Redfern Legal Centre
- Redfern Town Hall, where the Redfern Legal Centre is located.
- Headquarters: Redfern, Sydney, New South Wales
- Key people: Camilla Paldolfini – CEO

= Redfern Legal Centre =

Community legal centre in New South Wales, Australia

Redfern Legal Centre (RLC) is an independent, non-profit community legal centre established in 1977 and located in the Sydney inner-city of Redfern, New South Wales. It is part of a network of four inner-Sydney region community legal centres, including the Inner City, Kingsford, and Marrickville Legal Centres. Redfern Legal Centre is a member of Community Legal Centres NSW, the state peak representative body for community legal centres in NSW and also Community Legal Centres Australia, the national peak representative body for community legal centres across Australia.

Redfern Legal Centre should not be confused with the Aboriginal Legal Service, also located in Redfern, which was the first free legal service in Australia and founded in 1970.
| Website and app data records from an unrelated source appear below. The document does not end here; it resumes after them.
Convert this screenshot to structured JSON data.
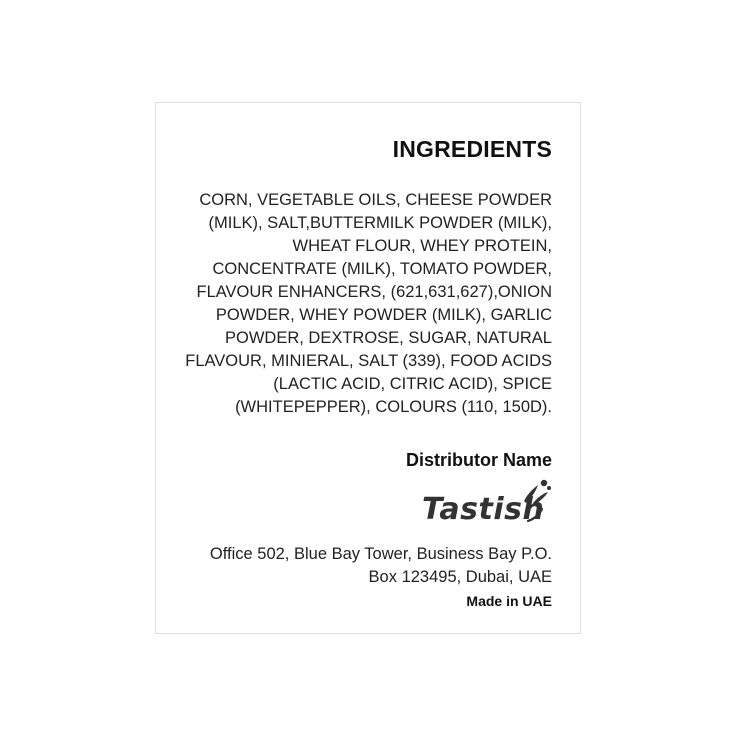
{
  "label": {
    "heading": "INGREDIENTS",
    "ingredients_lines": [
      "CORN, VEGETABLE OILS, CHEESE POWDER",
      "(MILK), SALT,BUTTERMILK POWDER (MILK),",
      "WHEAT FLOUR, WHEY PROTEIN,",
      "CONCENTRATE (MILK), TOMATO POWDER,",
      "FLAVOUR ENHANCERS, (621,631,627),ONION",
      "POWDER, WHEY POWDER (MILK), GARLIC",
      "POWDER, DEXTROSE, SUGAR, NATURAL",
      "FLAVOUR, MINIERAL, SALT (339), FOOD ACIDS",
      "(LACTIC ACID, CITRIC ACID), SPICE",
      "(WHITEPEPPER), COLOURS (110, 150D)."
    ],
    "distributor_heading": "Distributor Name",
    "logo": {
      "text": "Tastish",
      "icon": "splash-droplet-icon",
      "color": "#333333"
    },
    "address_lines": [
      "Office 502, Blue Bay Tower, Business Bay P.O.",
      "Box 123495, Dubai, UAE"
    ],
    "made_in": "Made in UAE"
  }
}
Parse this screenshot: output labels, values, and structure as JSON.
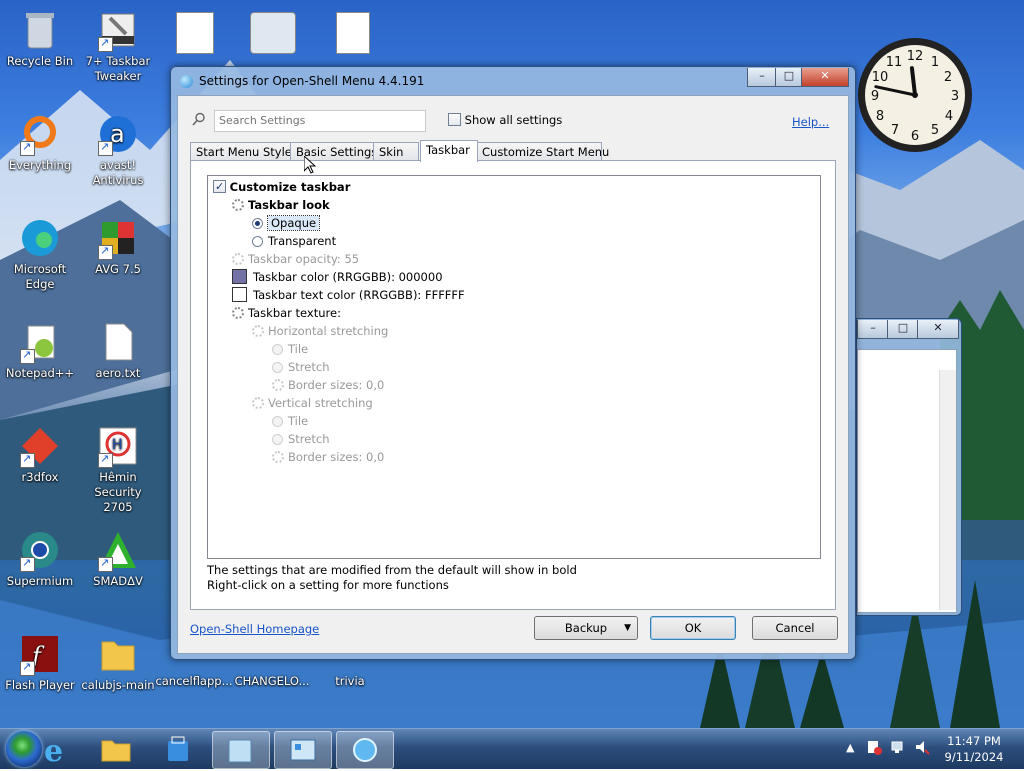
{
  "desktop": {
    "icons": [
      {
        "label": "Recycle Bin"
      },
      {
        "label": "7+ Taskbar Tweaker"
      },
      {
        "label": "Everything"
      },
      {
        "label": "avast! Antivirus"
      },
      {
        "label": "Microsoft Edge"
      },
      {
        "label": "AVG 7.5"
      },
      {
        "label": "Notepad++"
      },
      {
        "label": "aero.txt"
      },
      {
        "label": "r3dfox"
      },
      {
        "label": "Hêmin Security 2705"
      },
      {
        "label": "Supermium"
      },
      {
        "label": "SMADΔV"
      },
      {
        "label": "Flash Player"
      },
      {
        "label": "calubjs-main"
      },
      {
        "label": "cancelflapp..."
      },
      {
        "label": "CHANGELO..."
      },
      {
        "label": "trivia"
      }
    ],
    "clock": {
      "hour": 11,
      "minute": 47
    }
  },
  "window": {
    "title": "Settings for Open-Shell Menu 4.4.191",
    "search_placeholder": "Search Settings",
    "show_all_label": "Show all settings",
    "help_label": "Help...",
    "tabs": [
      {
        "label": "Start Menu Style"
      },
      {
        "label": "Basic Settings"
      },
      {
        "label": "Skin"
      },
      {
        "label": "Taskbar"
      },
      {
        "label": "Customize Start Menu"
      }
    ],
    "active_tab": "Taskbar",
    "tree": [
      {
        "label": "Customize taskbar"
      },
      {
        "label": "Taskbar look"
      },
      {
        "label": "Opaque"
      },
      {
        "label": "Transparent"
      },
      {
        "label": "Taskbar opacity: 55"
      },
      {
        "label": "Taskbar color (RRGGBB): 000000"
      },
      {
        "label": "Taskbar text color (RRGGBB): FFFFFF"
      },
      {
        "label": "Taskbar texture:"
      },
      {
        "label": "Horizontal stretching"
      },
      {
        "label": "Tile"
      },
      {
        "label": "Stretch"
      },
      {
        "label": "Border sizes: 0,0"
      },
      {
        "label": "Vertical stretching"
      },
      {
        "label": "Tile"
      },
      {
        "label": "Stretch"
      },
      {
        "label": "Border sizes: 0,0"
      }
    ],
    "swatches": {
      "taskbar_color": "#7272a6",
      "text_color": "#ffffff"
    },
    "note_line1": "The settings that are modified from the default will show in bold",
    "note_line2": "Right-click on a setting for more functions",
    "homepage_link": "Open-Shell Homepage",
    "buttons": {
      "backup": "Backup",
      "ok": "OK",
      "cancel": "Cancel"
    }
  },
  "taskbar": {
    "time": "11:47 PM",
    "date": "9/11/2024"
  }
}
The RLC is dedicated to promoting social justice and human rights and provides free legal advice, referral, and casework to disadvantaged people and groups who live with its catchment area, which extends to the Botany, Leichhardt, and City of Sydney municipal areas. Many of those seeking assistance are ineligible for legal aid but still cannot afford private legal services. A high proportion of the centre's clients are from Aboriginal and Torres Strait Islander and other culturally and linguistically diverse communities. The RLC is dedicated to community legal education and advocates for the reform of inequalities in laws, the legal system, administrative practices and society as a whole.

== Areas of advice ==
The RLC is a general community legal centre providing free legal advice to the community in a number of key areas. The centre has been involved in key cases and areas of law reform with an increased focus on police accountability. In 2020, RLC launched an investigation into a potential class action suit against the NSW police for their unlawful use of strip searches. They have also referred a case involving a NSW police officer allegedly assaulting an indigenous teenager to the independent police watchdog. The centre also provides specific legal advice in the following areas.

- Child Protection
- Consumer
- Credit & Debt
- Crime (minor)
- Discrimination and Human Rights
- Domestic Violence
- Employment
- Family Law
- Fines
- Immigration Law
- Police Complaints
- Property Damage
- Tenancy
- International students service

== Staff and Board ==
RLC has over 20 staff members split between this general legal team, Inner Sydney Tenancy Advice & Advocacy Service and administration and management. The current Chief Executive Officer is Camilla Paldolfini. Jacqui Swinburne acts as the Chief Operations Officer along with Alexis Goodstone as Principal Solicitor forming the senior management of the organisation. The centre is supported by the board, with Kerry O’Brien acting as chair of the board and Tamara Sims as secretary.

== Volunteers and pro-bono ==
The RLC relies heavily on volunteer labour and pro-bono assistance from legal professionals to service a heavy caseload. Daytime volunteers tend to be law students or members of the community. Night-time volunteers are solicitors and legal assistants who attend appointments and give legal advice. RLC estimates it attracts approximately 30,000 volunteer hours per year or the equivalent of $900,000 worth of services to the community each year.

==Awards==
RLC received the 2007 Human Rights Law Award from the Australian Human Rights and Equal Opportunity Commission. In particular the award recognised the establishment of the Women’s Domestic Violence Court Assistance Scheme (WDVCAS) which aims to provide women seeking restraining orders as a result of domestic violence with legal advice as well as any other support required (including housing, income support and counselling).